中央銀行が国債を購入することで、デフォルトが発生しないのであれば、どうして世界に財政破綻をする国があるのでしょうか。どこの国でも中央銀行はあります。日本だけは、中央銀行によるファイナンスが成り立つという特殊な条件でもあるのでしょうか。いいえ、需要と供給という基本的な経済理論を無視して成り立つ条件なんてありえません。
富の創造もなく、国と中央銀行の間で、貸し借りをしていれば、いくらでもお金は使い放題だと言っているのです。鎖国していたとしても、こんな理屈は成り立ちませんが、このやり方であれば世界は認めてくれません。
日本円が破綻します。
もちろん、富に裏打ちされていない貨幣が市中に出回るのですから、国内でも貨幣価値は下がり続けます。江戸時代でも、貨幣の改鋳をするたびに物価は上がって庶民は苦しんだそうです。小判を溶かし、混ぜ物をして、一枚の小判から二枚の小判を作ったのです。平成時代の日本でも、それと同じことをしているのです。当時は、金や銀が貨幣に使われていましたから、貨幣そのものにも少しは価値がありました。でも、今の紙幣は紙ですから、そんな価値すらありません。
国は、現在やっている金融政策は日銀ファイナンスではないと否定していますが、否定できない時が来ます。それは、金融政策の場合、どこかで出口戦略に移行することが条件となっているからです。いつまでも続けていれば、ファイナンスだと認定されることになるのです。
日本だって、今は、世界市場の中で生きていますので、世界の判定を無視することはできません。世界が、日本は中央銀行によるファイナンスを行っていると認定すれば、必ず、円相場が暴落する時がやってきます。富の裏付けのない貨幣を認めてくれるお人よしは、この地球上にいません。
国民が汗水たらして稼いだお金がGDPです。そのGDPの何倍ものお金が、何の努力もなく、富の裏付けもなく流通しているのです。
国民目線で見れば、インフレターゲット政策とは、貨幣価値を下げ、物価を上昇させ、国民の購買力を減少させる政策です。国民にとっては、悪政そのものです。
しかし、異次元と言われる資金供給を実施したのに、物価は思うように上昇していません。
実は、国内で貨幣価値が下がっていない現状の方が異常なのです。
私には、伝染病の場合の潜伏期間に相当する現象に見えます。
ハイパーインフレの発生原因は究明されていないようですが、多分、これが、ハイパーインフレの温床になるものと想像しています。
今は、ハイパーインフレがマグマを溜めている状態にあるのでしょう。
貨幣と物品の交換という経済行為は、どこかで釣り合いが取れるようになっています。
現在、その釣り合いが取れていないのであれば、どこかで、爆発的な調整をすることになります。それが、ハイパーインフレのメカニズムなのでしょう。
短期的には、無理を通せば道理に勝ちますが、長期的に見れば、最終的には、辻褄は合うようにできているのです。それが、経済原則です。

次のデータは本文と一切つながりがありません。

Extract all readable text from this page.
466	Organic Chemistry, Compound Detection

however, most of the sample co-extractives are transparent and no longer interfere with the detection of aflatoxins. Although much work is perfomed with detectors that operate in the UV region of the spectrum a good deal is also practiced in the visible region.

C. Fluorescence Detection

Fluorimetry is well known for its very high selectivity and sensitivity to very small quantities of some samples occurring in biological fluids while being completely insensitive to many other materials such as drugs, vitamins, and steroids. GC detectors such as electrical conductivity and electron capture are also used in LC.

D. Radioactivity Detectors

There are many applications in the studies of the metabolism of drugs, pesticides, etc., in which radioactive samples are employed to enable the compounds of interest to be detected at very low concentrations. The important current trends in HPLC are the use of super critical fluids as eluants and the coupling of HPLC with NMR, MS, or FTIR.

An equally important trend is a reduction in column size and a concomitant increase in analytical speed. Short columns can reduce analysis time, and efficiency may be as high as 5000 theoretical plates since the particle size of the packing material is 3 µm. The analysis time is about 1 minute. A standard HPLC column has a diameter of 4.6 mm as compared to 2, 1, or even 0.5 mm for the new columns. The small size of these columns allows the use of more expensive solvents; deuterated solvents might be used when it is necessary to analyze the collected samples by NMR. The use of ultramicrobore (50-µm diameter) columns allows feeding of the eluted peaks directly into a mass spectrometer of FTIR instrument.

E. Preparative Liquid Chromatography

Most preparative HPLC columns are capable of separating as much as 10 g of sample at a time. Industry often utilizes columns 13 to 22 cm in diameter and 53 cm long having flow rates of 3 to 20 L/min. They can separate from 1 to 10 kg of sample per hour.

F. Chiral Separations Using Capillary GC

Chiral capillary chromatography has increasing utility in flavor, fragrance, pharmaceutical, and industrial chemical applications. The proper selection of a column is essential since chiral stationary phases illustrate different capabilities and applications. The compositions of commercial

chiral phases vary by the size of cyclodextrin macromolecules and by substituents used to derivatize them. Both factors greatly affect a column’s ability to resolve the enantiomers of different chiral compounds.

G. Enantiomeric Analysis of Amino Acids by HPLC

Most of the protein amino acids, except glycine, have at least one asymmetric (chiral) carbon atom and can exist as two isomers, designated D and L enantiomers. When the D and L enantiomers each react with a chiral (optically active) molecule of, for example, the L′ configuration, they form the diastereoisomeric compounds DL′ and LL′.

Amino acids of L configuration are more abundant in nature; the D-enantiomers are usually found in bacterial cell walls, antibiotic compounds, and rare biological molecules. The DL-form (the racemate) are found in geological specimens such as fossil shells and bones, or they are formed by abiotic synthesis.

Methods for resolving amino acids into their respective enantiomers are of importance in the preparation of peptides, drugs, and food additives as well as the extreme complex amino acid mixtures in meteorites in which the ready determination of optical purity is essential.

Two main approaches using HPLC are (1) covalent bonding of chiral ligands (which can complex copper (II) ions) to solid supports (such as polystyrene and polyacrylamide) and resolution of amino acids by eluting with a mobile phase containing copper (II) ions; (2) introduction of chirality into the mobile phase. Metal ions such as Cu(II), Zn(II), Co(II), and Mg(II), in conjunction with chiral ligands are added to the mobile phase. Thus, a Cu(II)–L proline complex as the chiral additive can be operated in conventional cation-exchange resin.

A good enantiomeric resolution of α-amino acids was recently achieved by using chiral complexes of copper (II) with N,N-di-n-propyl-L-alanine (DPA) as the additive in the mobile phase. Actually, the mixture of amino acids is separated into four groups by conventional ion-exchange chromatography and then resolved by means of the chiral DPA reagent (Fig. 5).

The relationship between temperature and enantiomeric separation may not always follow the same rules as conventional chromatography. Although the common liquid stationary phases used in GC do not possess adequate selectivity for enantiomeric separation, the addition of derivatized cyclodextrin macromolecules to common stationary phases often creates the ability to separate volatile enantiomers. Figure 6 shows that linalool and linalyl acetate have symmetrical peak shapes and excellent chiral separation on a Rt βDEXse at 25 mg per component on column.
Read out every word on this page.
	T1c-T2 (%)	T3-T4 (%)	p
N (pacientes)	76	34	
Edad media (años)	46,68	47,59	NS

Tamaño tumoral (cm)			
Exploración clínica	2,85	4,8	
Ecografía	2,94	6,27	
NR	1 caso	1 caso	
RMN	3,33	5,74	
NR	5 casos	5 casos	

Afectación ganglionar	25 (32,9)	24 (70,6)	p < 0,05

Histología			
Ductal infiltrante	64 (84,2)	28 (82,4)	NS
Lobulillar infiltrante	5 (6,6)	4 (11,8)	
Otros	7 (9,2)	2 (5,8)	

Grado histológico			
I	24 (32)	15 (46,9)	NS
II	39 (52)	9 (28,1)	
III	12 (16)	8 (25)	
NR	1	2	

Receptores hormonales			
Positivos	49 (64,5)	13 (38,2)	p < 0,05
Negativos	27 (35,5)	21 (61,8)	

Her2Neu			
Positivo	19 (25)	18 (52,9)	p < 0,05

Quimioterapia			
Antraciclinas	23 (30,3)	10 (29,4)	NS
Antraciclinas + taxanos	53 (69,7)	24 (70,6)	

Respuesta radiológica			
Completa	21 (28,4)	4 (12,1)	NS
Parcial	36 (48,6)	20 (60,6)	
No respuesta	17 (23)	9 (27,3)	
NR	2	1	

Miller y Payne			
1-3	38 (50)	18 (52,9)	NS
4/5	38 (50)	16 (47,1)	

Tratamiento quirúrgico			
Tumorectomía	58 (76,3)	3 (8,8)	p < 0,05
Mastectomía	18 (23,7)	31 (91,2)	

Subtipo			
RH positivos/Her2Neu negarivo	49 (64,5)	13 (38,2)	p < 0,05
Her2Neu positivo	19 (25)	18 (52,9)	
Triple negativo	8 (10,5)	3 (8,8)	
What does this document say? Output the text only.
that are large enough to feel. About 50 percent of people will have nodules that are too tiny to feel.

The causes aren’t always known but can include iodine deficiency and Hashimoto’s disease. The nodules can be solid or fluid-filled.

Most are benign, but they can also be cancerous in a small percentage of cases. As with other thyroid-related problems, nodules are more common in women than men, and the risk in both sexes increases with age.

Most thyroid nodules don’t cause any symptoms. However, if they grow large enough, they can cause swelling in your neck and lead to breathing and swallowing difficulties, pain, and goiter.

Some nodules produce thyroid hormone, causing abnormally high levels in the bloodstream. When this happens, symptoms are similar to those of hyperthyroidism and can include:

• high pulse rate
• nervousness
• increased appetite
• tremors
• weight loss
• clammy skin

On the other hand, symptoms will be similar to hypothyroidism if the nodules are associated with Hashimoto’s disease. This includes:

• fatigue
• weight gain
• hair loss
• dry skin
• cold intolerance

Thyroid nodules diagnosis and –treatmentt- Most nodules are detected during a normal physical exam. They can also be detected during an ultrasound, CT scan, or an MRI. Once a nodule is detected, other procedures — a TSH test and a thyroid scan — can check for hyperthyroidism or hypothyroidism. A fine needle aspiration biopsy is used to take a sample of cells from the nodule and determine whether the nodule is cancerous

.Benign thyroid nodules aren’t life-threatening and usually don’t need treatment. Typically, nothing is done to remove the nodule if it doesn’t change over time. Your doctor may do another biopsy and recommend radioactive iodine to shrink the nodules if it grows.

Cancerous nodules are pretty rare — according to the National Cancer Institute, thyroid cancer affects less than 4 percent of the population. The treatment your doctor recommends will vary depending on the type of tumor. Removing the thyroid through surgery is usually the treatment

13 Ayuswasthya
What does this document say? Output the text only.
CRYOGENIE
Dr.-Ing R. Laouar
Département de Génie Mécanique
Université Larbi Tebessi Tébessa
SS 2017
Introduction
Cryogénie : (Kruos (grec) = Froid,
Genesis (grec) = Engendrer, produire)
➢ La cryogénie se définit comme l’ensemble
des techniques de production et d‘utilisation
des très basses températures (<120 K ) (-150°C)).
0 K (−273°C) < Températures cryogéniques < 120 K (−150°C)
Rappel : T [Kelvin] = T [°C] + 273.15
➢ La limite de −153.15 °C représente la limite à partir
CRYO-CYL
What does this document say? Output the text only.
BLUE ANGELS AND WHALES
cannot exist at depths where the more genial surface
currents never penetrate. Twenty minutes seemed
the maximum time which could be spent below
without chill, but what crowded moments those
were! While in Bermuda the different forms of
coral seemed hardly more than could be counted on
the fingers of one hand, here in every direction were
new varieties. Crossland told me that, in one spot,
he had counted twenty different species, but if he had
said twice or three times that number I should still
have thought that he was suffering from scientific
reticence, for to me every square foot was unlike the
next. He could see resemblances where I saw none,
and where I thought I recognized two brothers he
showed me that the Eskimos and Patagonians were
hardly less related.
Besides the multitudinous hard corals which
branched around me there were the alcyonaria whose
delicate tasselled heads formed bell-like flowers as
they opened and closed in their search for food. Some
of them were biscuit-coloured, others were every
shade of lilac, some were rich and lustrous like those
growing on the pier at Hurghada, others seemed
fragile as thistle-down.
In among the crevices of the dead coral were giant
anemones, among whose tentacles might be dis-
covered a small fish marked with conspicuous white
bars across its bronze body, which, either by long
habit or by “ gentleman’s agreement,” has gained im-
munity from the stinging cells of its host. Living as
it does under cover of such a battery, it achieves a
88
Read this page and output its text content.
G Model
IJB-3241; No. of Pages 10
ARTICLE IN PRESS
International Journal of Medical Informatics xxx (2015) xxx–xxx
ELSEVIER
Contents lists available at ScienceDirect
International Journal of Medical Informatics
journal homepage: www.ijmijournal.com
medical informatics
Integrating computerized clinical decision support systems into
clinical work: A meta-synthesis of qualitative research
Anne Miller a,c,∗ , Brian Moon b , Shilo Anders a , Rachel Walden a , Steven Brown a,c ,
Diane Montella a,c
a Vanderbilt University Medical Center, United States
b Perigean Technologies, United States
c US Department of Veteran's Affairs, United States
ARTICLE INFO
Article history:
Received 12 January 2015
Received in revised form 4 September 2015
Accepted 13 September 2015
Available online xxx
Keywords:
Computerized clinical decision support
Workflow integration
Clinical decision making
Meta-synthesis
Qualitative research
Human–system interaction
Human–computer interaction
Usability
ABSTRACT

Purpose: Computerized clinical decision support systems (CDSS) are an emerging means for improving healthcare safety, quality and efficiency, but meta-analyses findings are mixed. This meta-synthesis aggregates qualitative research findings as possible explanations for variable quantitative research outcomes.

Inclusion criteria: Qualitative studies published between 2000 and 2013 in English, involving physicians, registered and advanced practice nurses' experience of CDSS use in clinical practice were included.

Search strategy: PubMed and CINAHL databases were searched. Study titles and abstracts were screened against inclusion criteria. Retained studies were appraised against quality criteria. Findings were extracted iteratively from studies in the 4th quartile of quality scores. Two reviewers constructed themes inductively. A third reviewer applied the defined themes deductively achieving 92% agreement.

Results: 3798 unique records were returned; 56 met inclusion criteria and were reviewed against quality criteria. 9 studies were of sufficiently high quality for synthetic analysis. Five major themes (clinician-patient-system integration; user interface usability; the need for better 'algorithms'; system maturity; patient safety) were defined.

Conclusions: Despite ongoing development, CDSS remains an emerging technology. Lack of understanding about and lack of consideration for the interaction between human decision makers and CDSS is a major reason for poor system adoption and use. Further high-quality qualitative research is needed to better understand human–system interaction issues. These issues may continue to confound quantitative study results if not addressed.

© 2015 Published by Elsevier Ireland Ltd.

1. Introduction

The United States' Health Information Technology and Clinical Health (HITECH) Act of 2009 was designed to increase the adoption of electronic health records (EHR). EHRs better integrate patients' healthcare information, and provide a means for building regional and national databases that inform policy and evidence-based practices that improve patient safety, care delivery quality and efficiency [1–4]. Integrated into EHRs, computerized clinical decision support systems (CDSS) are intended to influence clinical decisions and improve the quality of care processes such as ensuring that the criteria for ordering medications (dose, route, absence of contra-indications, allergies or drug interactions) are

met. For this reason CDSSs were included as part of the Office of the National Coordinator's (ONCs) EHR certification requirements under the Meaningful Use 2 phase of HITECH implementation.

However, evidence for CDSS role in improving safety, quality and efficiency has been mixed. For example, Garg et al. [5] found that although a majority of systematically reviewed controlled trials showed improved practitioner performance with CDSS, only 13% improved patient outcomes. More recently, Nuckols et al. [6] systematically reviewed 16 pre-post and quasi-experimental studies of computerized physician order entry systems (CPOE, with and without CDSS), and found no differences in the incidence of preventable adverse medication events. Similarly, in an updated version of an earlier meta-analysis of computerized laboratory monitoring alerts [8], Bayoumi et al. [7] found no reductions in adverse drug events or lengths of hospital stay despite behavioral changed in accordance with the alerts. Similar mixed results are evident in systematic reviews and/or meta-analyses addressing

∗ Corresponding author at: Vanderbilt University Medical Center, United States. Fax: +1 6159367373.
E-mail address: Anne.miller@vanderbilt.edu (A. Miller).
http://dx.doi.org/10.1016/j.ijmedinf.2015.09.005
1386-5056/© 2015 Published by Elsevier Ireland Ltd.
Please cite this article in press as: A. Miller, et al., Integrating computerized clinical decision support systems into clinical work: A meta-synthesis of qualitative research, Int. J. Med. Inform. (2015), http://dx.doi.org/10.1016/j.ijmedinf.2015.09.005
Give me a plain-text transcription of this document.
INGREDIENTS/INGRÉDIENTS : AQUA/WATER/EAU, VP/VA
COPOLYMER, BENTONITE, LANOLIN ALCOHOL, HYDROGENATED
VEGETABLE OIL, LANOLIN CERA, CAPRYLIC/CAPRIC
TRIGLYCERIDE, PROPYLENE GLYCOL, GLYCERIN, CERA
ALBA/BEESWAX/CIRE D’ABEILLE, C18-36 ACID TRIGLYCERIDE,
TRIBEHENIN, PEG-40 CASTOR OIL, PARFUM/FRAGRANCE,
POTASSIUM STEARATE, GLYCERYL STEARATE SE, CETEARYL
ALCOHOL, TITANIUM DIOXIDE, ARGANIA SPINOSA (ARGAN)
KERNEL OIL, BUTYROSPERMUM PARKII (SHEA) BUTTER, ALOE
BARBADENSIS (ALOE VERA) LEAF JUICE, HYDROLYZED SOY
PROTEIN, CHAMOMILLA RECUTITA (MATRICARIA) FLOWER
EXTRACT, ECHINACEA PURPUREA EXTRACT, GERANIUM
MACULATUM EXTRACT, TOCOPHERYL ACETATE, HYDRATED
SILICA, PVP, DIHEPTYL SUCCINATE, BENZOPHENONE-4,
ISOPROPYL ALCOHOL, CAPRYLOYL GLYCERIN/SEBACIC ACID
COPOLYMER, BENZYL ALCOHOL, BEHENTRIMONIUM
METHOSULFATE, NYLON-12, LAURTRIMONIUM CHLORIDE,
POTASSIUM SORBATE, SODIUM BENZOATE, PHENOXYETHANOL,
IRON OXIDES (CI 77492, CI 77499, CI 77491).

日銀ファイナンスはやってはいけないことですが、現状維持という土俵に立っていれば、残念ながら、日銀ファイナンスは不可避だと思います。T氏は、財務省の要請により、御用学者の先頭を走ろうとしているのかもしれません。現在の金融政策の目的も、中央銀行による長期金利維持のためのファイナンスです。財務省は、長期金利が5%になれば、日本財政が破綻することは百も承知です。市場を無視し、金利制御をしていることを正当化するための動きかもしれません。ただ、日本国民は「いい人」ばかりですから、容易に洗脳されるでしょうが、世界の金融市場を洗脳することはできません。そんなことは、専門家であればわかっていることです。財務省は、既に、財政破綻を想定していますので、日本円の暴落という外圧が原因だというシナリオを書いているのではないかと考えてしまいます。
国は日銀の損失を補てんするために税金を上げ、鼻血も出ない状態の国民に、ハイパーインフレで物価の急騰が追い打ちをかけ、国民は、日々の食糧を確保することが困難になる時がやって来ます。
ハイパーインフレで苦しむのは国民です。財務省は借金が減ったと喜びます。
政治や行政の世界では、いつも、国民という視点が欠落します。これは、日本に限ったことではありませんが、苦しむのはいつの時代でも庶民なのです。
日銀ファイナンスは、国民の目から見れば、亡国の政策でしかありません。
私達は、80年前と同じ道を歩んでいます。



T氏は、都合の良い条件を提示して、「財政破綻はしない」と書いていますが、裏を返せば「財政破綻は不可避である」と言っているようなものです。不都合な条件を排除し、数字の桁を無視しているのですから、その根拠が否定されたら、財政が破綻することを証明することにしかなりません。日本国民は、コロッと騙される「いい人」ばかりですから、効果はあるのでしょうが、いずれ現実が否定します。そんな記事を書く意図はどこにあるのでしょうか。
この国には言論の自由がありますから、何を言っても、何を書いてもいいのです。
T氏には、書く権利があります。
これは、読む人の責任なのです。
私は、何度も「国民とは」と問いかけています。国民には、これらの記事を正しく読むという仕事があるのです。それが、国民の責務です。
そんな中、6割もの人が、その話を信用してしまうのは、馬鹿を通り越して、異常というしかありません。
ネットを使い、ダイヤモンドオンラインの記事を読んでみようと思い、小難しい財政問題の記事に目を通す人は、決して知的レベルの低い人ではないでしょう。専門用語も出てきますし、全く財政に興味のない人であれば、意味さえ分からないはずです。
それでも、こんな騙し記事を信用してしまう。
この国民のレベルの低さを証明するような現象を喜んでいいとは思えません。
もちろん、石田の記事も信用する必要はありません。石田なんて、肩書もなく、知識もない、ただの爺です。
判断するのは、読む側の人の仕事です。
T氏は、一流の出版社に記事を書き、政府の諮問機関にも呼ばれ、橋下徹の経済相談役をしているのです。この国は、やはり、狂っているとしか思えません。
どうして、こんなことが行われているのか。
理由は簡単です。
為政者は、自分に都合の良い学説を主張する学者を好む傾向が強いのです。
これは、為政者の欲が生み出した、バーチャル世界なのです。
なぜ、そんなことが出来るのか。
財政破綻が起きれば、政府も大学も出版社もネットもなくなります。
崩壊すれば、国民は食糧確保に忙しくて、T氏を批判するゆとりはありません。
それまでは、言いたい放題言っていても大丈夫なのです。
とりあえず、目先、カネになればいいのです。
平成の大人の見本のような人だと思います。
これは、関係ないと思いますが、彼は元財務官僚だったそうです。
いや、やはり、関係しているのかな。
この国は、今、狂気の国にしかみえません。
確かに、結果が出るのは10年後ですが、何も、よりによって、皆でドツボに嵌りに行くのは賢明な行動だとは思えないのですが、仕方ないんですかね。
やはり、生き残った日本人の皆さんに期待するしかないのでしょうか。



何度も書きますが、必要なのは、想像力です。